Best Practices for Using Text to Speech (Unified Messaging) in Cisco Unity 8.x

The Text to Speech (TTS) feature allows Unified Messaging subscribers to listen to their email messages over the phone. Cisco Unity reads the text portion of email messages and provides additional information such as the name of the sender (if the sender is a subscriber), and the time and date that the message was sent. No attachments are read over the phone.

TTS is a class of service offering. Before you enable subscribers to use TTS, consider the following best practices:

Best Practice: Use Enhanced Phone Security

Because a phone password is inherently less secure than a password that subscribers would typically use to log on to a workstation and/or their email inboxes, offering TTS to subscribers can be considered a security risk. To provide a more secure way to authenticate subscribers when they access Cisco Unity by phone, and thereby increase the security of all subscriber messages, set up enhanced phone security. (See the "Determining Whether to Offer Enhanced Phone Security in Cisco Unity 8.x" section on page 8-10.)

Best Practice: Do Not Offer TTS If Email Content Is Sensitive

Offering TTS can also be considered a security risk because subscribers can access Cisco Unity from any phone—inside or outside your organization. If the email content in your organization contains classified information that you do not want played over unsecured connections, do not offer TTS to subscribers.
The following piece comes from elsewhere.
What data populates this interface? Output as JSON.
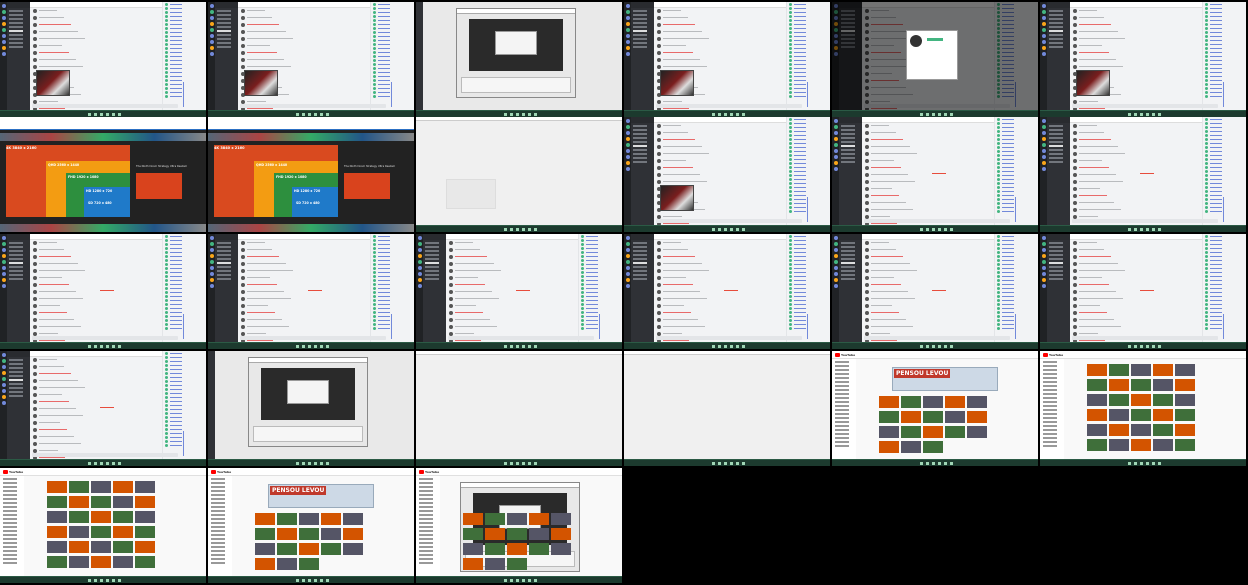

Disabling the Copy to File Option in the Media Master for the 8.x Cisco Unity Inbox

By default, subscribers can save their messages, except for secure messages and private messages, as WAV files on their hard disks by using the Copy to File option available on the Options menu on the Media Master control bar in the Cisco Unity Inbox. As an added security measure for Cisco Unity, you can disable the Copy to File option so that subscribers cannot save any message—regardless of its sensitivity—on their hard disks.
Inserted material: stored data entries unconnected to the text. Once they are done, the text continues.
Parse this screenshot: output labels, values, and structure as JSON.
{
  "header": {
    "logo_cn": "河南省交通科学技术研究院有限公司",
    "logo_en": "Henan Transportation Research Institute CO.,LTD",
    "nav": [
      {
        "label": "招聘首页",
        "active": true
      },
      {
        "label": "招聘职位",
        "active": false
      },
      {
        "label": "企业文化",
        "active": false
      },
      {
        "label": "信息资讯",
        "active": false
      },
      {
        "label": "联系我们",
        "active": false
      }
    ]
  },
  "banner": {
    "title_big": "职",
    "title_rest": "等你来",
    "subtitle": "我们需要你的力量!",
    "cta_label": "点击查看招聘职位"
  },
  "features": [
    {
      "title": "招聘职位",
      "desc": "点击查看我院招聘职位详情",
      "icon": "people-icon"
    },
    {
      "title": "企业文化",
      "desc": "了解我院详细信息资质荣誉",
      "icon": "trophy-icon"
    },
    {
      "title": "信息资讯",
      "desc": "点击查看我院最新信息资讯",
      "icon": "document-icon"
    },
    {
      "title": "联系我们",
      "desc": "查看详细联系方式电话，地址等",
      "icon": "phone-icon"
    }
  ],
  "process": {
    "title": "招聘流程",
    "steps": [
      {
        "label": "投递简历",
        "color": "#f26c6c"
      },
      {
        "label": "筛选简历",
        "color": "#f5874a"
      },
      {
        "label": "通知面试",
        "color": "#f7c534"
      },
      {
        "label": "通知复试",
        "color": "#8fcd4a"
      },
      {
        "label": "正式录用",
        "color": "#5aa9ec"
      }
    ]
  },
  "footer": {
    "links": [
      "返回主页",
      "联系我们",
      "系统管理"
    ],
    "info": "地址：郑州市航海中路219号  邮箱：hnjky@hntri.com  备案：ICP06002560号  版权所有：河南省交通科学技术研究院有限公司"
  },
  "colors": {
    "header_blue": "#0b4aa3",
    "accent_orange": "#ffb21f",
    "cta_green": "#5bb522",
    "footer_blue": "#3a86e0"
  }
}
You can specify whether the Copy to File option is available in the Cisco Unity Inbox by using the Advanced Settings tool to change the registry. The registry change is applied system-wide to all subscribers who are associated with the Cisco Unity server. You cannot make the change for an individual subscriber or for a specific group of subscribers. Consider that when you prevent subscribers from archiving messages, they may choose to retain messages in their Inboxes and Deleted Items folders (if applicable) longer.


Note For Cisco Unity failover, registry changes on one Cisco Unity server must be made manually on the other Cisco Unity server, because registry changes are not replicated.
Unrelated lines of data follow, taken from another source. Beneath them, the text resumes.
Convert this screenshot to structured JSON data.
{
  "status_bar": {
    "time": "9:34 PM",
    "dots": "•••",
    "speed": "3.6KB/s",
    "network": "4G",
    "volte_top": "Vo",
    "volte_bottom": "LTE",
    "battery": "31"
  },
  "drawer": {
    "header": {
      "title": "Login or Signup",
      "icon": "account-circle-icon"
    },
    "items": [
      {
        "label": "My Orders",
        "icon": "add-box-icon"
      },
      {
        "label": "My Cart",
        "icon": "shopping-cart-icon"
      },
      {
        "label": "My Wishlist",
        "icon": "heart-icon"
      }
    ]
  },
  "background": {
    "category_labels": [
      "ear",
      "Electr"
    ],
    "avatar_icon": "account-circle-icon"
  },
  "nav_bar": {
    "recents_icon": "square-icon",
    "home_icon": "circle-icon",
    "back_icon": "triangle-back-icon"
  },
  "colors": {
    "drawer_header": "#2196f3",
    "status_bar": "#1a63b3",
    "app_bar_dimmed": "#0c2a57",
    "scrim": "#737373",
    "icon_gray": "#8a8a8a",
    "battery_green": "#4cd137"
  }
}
Do the following procedure to disable the Copy to File option in the Media Master for the Cisco Unity Inbox.

To Disable the Copy to File Option in the Media Master for the Cisco Unity Inbox


Step 1 On the Cisco Unity server desktop, double-click the Cisco Unity Tools Depot icon.

Step 2 In the left pane, under Administrative Tools, double-click Advanced Settings Tool.

Step 3 In the Unity Settings pane, click Unity Inbox—Disable Copy to File Option in Media Master.

Step 4 In the New Value list, click 1, and click Set.

Step 5 When prompted, click OK.

Step 6 Click Exit.

You do not need to restart the Cisco Unity server for the change to take effect.